= Alexander Leighton (writer) =

Scottish man of letters

Alexander Leighton (1800–1874) was a Scottish writer, known as the editor of Tales of the Borders.

==Life==
Born at Dundee, he studied at the Dundee Academy, and then took up medicine at the University of Edinburgh. He worked as a lawyer's clerk in Edinburgh, and then as a man of letters. He also worked as a book editor, and probably as a ghostwriter.

Leighton died on 24 December 1874.

==Works==
The Tales of the Borders, a popular short story serial, was begun at Berwick-on-Tweed in 1834 by John Mackay Wilson, who died the following year. His brother continued the work for a time. Shortly afterwards an Edinburgh publisher, John Sutherland, became proprietor, and Leighton was appointed editor and chief story writer; the series was completed in 1840. In 1857 Leighton re-edited the complete Tales of the Borders, and it was reissued in 1863–4, 1869 (with additions), and in 1888. He received assistance from Hugh Miller and Thomas Gillespie, and contributions from others such as Alexander Bethune and his brother John, and John Howell.

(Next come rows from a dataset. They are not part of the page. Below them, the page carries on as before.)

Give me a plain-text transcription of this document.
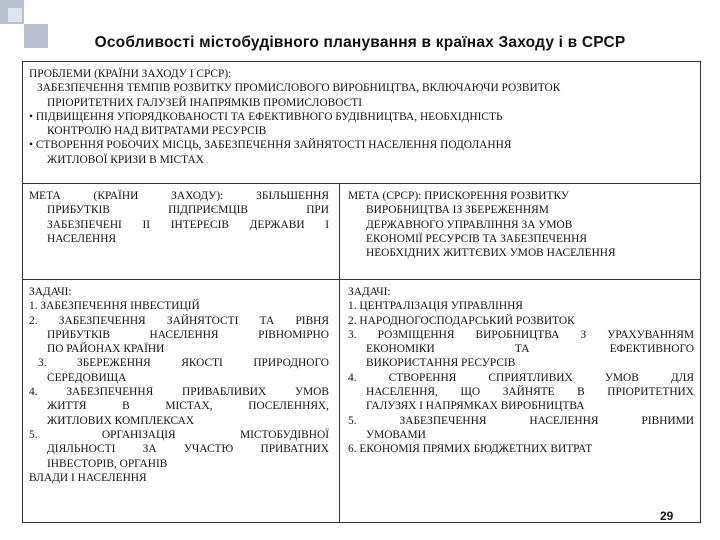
Особливості містобудівного планування в країнах Заходу і в СРСР

ПРОБЛЕМИ (КРАЇНИ ЗАХОДУ І СРСР):

ЗАБЕЗПЕЧЕННЯ ТЕМПІВ РОЗВИТКУ ПРОМИСЛОВОГО ВИРОБНИЦТВА, ВКЛЮЧАЮЧИ РОЗВИТОК

ПРІОРИТЕТНИХ ГАЛУЗЕЙ ІНАПРЯМКІВ ПРОМИСЛОВОСТІ

• ПІДВИЩЕННЯ УПОРЯДКОВАНОСТІ ТА ЕФЕКТИВНОГО БУДІВНИЦТВА, НЕОБХІДНІСТЬ

КОНТРОЛЮ НАД ВИТРАТАМИ РЕСУРСІВ

• СТВОРЕННЯ РОБОЧИХ МІСЦЬ, ЗАБЕЗПЕЧЕННЯ ЗАЙНЯТОСТІ НАСЕЛЕННЯ ПОДОЛАННЯ

ЖИТЛОВОЇ КРИЗИ В МІСТАХ

МЕТА (КРАЇНИ ЗАХОДУ): ЗБІЛЬШЕННЯ

ПРИБУТКІВ ПІДПРИЄМЦІВ ПРИ

ЗАБЕЗПЕЧЕНІ ІІ ІНТЕРЕСІВ ДЕРЖАВИ І

НАСЕЛЕННЯ

МЕТА (СРСР): ПРИСКОРЕННЯ РОЗВИТКУ

ВИРОБНИЦТВА ІЗ ЗБЕРЕЖЕННЯМ

ДЕРЖАВНОГО УПРАВЛІННЯ ЗА УМОВ

ЕКОНОМІЇ РЕСУРСІВ ТА ЗАБЕЗПЕЧЕННЯ

НЕОБХІДНИХ ЖИТТЄВИХ УМОВ НАСЕЛЕННЯ

ЗАДАЧІ:

1. ЗАБЕЗПЕЧЕННЯ ІНВЕСТИЦІЙ

2. ЗАБЕЗПЕЧЕННЯ ЗАЙНЯТОСТІ ТА РІВНЯ

ПРИБУТКІВ НАСЕЛЕННЯ РІВНОМІРНО

ПО РАЙОНАХ КРАЇНИ

3. ЗБЕРЕЖЕННЯ ЯКОСТІ ПРИРОДНОГО

СЕРЕДОВИЩА

4. ЗАБЕЗПЕЧЕННЯ ПРИВАБЛИВИХ УМОВ

ЖИТТЯ В МІСТАХ, ПОСЕЛЕННЯХ,

ЖИТЛОВИХ КОМПЛЕКСАХ

5. ОРГАНІЗАЦІЯ МІСТОБУДІВНОЇ

ДІЯЛЬНОСТІ ЗА УЧАСТЮ ПРИВАТНИХ

ІНВЕСТОРІВ, ОРГАНІВ

ВЛАДИ І НАСЕЛЕННЯ

ЗАДАЧІ:

1. ЦЕНТРАЛІЗАЦІЯ УПРАВЛІННЯ

2. НАРОДНОГОСПОДАРСЬКИЙ РОЗВИТОК

3. РОЗМІЩЕННЯ ВИРОБНИЦТВА З УРАХУВАННЯМ

ЕКОНОМІКИ ТА ЕФЕКТИВНОГО

ВИКОРИСТАННЯ РЕСУРСІВ

4. СТВОРЕННЯ СПРИЯТЛИВИХ УМОВ ДЛЯ

НАСЕЛЕННЯ, ЩО ЗАЙНЯТЕ В ПРІОРИТЕТНИХ

ГАЛУЗЯХ І НАПРЯМКАХ ВИРОБНИЦТВА

5. ЗАБЕЗПЕЧЕННЯ НАСЕЛЕННЯ РІВНИМИ

УМОВАМИ

6. ЕКОНОМІЯ ПРЯМИХ БЮДЖЕТНИХ ВИТРАТ

29
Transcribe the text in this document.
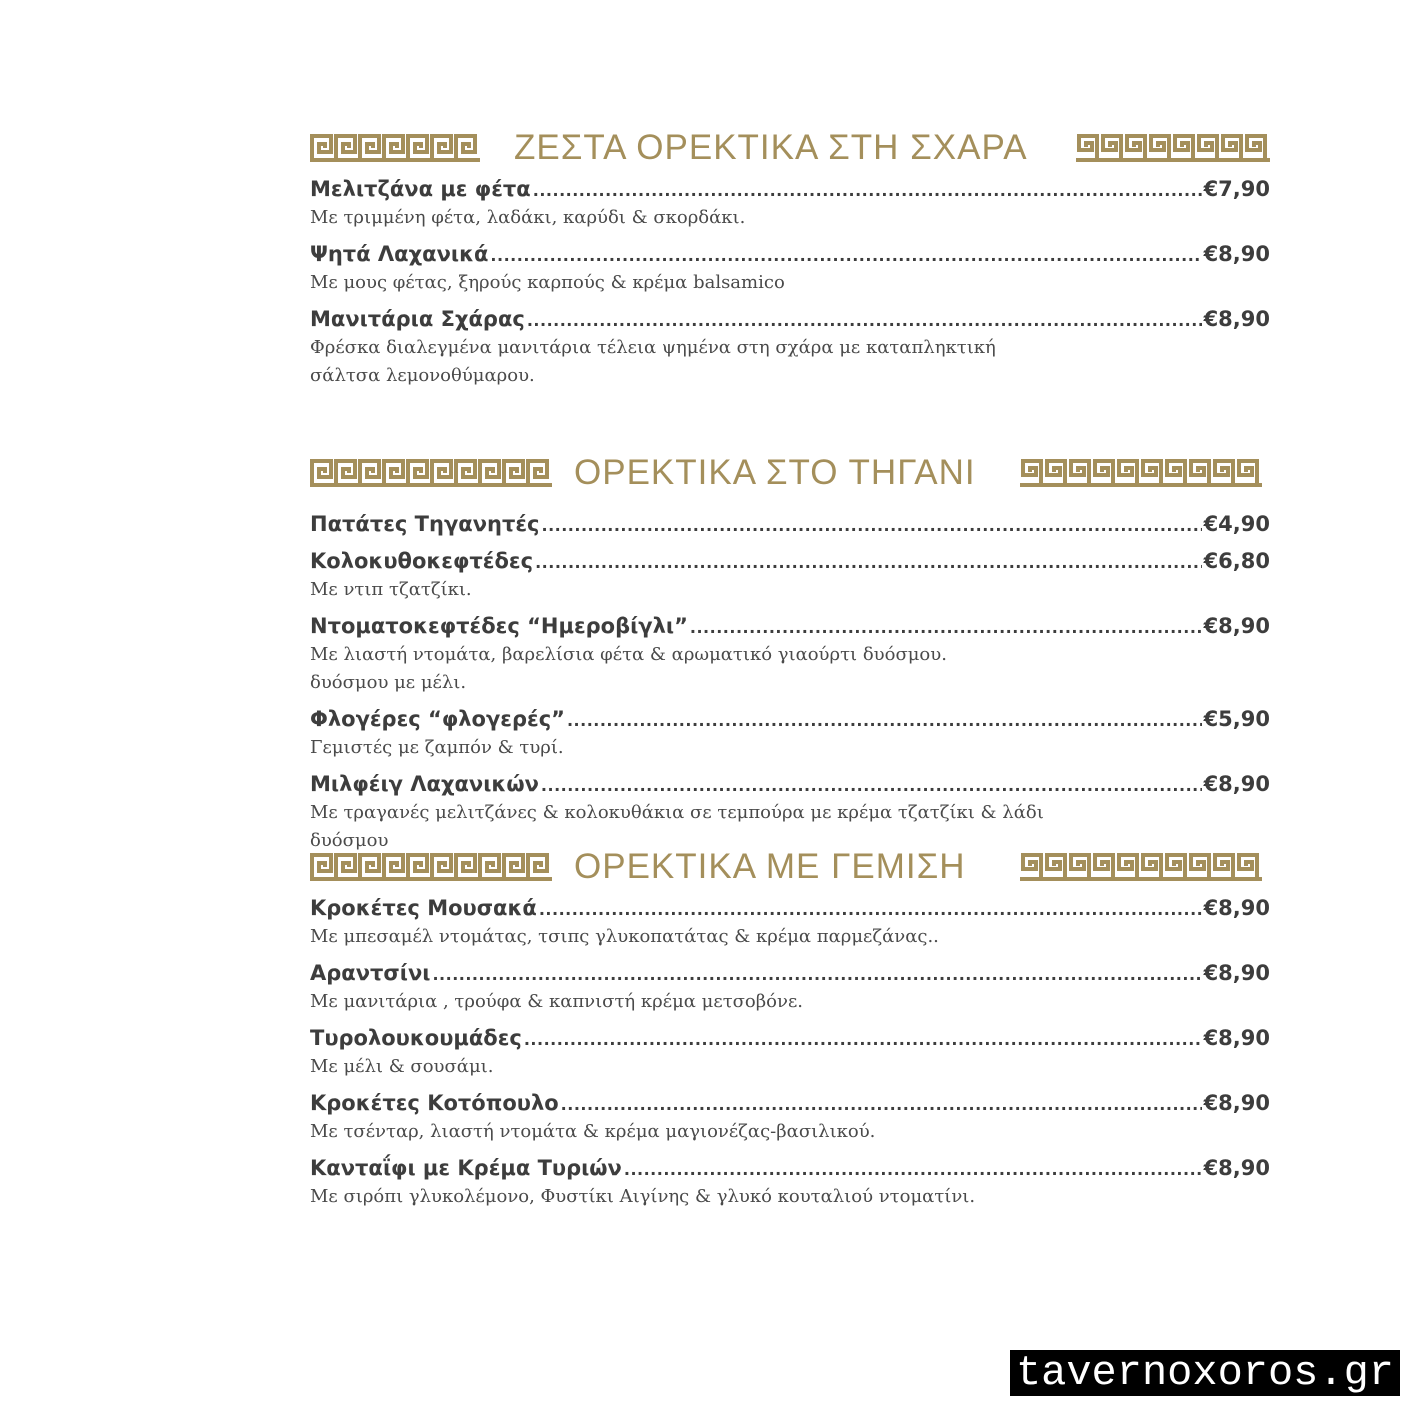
ΖΕΣΤΑ ΟΡΕΚΤΙΚΑ ΣΤΗ ΣΧΑΡΑ
Μελιτζάνα με φέτα .....	€7,90
Με τριμμένη φέτα, λαδάκι, καρύδι & σκορδάκι.
Ψητά Λαχανικά .....	€8,90
Με μους φέτας, ξηρούς καρπούς & κρέμα balsamico
Μανιτάρια Σχάρας .....	€8,90
Φρέσκα διαλεγμένα μανιτάρια τέλεια ψημένα στη σχάρα με καταπληκτική
σάλτσα λεμονοθύμαρου.
ΟΡΕΚΤΙΚΑ ΣΤΟ ΤΗΓΑΝΙ
Πατάτες Τηγανητές .....	€4,90
Κολοκυθοκεφτέδες .....	€6,80
Με ντιπ τζατζίκι.
Ντοματοκεφτέδες “Ημεροβίγλι” .....	€8,90
Με λιαστή ντομάτα, βαρελίσια φέτα & αρωματικό γιαούρτι δυόσμου.
δυόσμου με μέλι.
Φλογέρες “φλογερές” .....	€5,90
Γεμιστές με ζαμπόν & τυρί.
Μιλφέιγ Λαχανικών .....	€8,90
Με τραγανές μελιτζάνες & κολοκυθάκια σε τεμπούρα με κρέμα τζατζίκι & λάδι δυόσμου
ΟΡΕΚΤΙΚΑ ΜΕ ΓΕΜΙΣΗ
Κροκέτες Μουσακά .....	€8,90
Με μπεσαμέλ ντομάτας, τσιπς γλυκοπατάτας & κρέμα παρμεζάνας..
Αραντσίνι .....	€8,90
Με μανιτάρια , τρούφα & καπνιστή κρέμα μετσοβόνε.
Τυρολουκουμάδες .....	€8,90
Με μέλι & σουσάμι.
Κροκέτες Κοτόπουλο .....	€8,90
Με τσένταρ, λιαστή ντομάτα & κρέμα μαγιονέζας-βασιλικού.
Κανταΐφι με Κρέμα Τυριών .....	€8,90
Με σιρόπι γλυκολέμονο, Φυστίκι Αιγίνης & γλυκό κουταλιού ντοματίνι.
tavernoxoros.gr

In 1860–1 Leighton published two series of Curious Storied Traditions of Scottish Life, in 1864 Mysterious Legends of Edinburgh, in 1865 Shellburn, a novel, and in 1867 Romance of the Old Town of Edinburgh. Other works were Men and Women of History, Jephthah's Daughter, A Dictionary of Religions, and a Latin metrical version of Robert Burns's songs.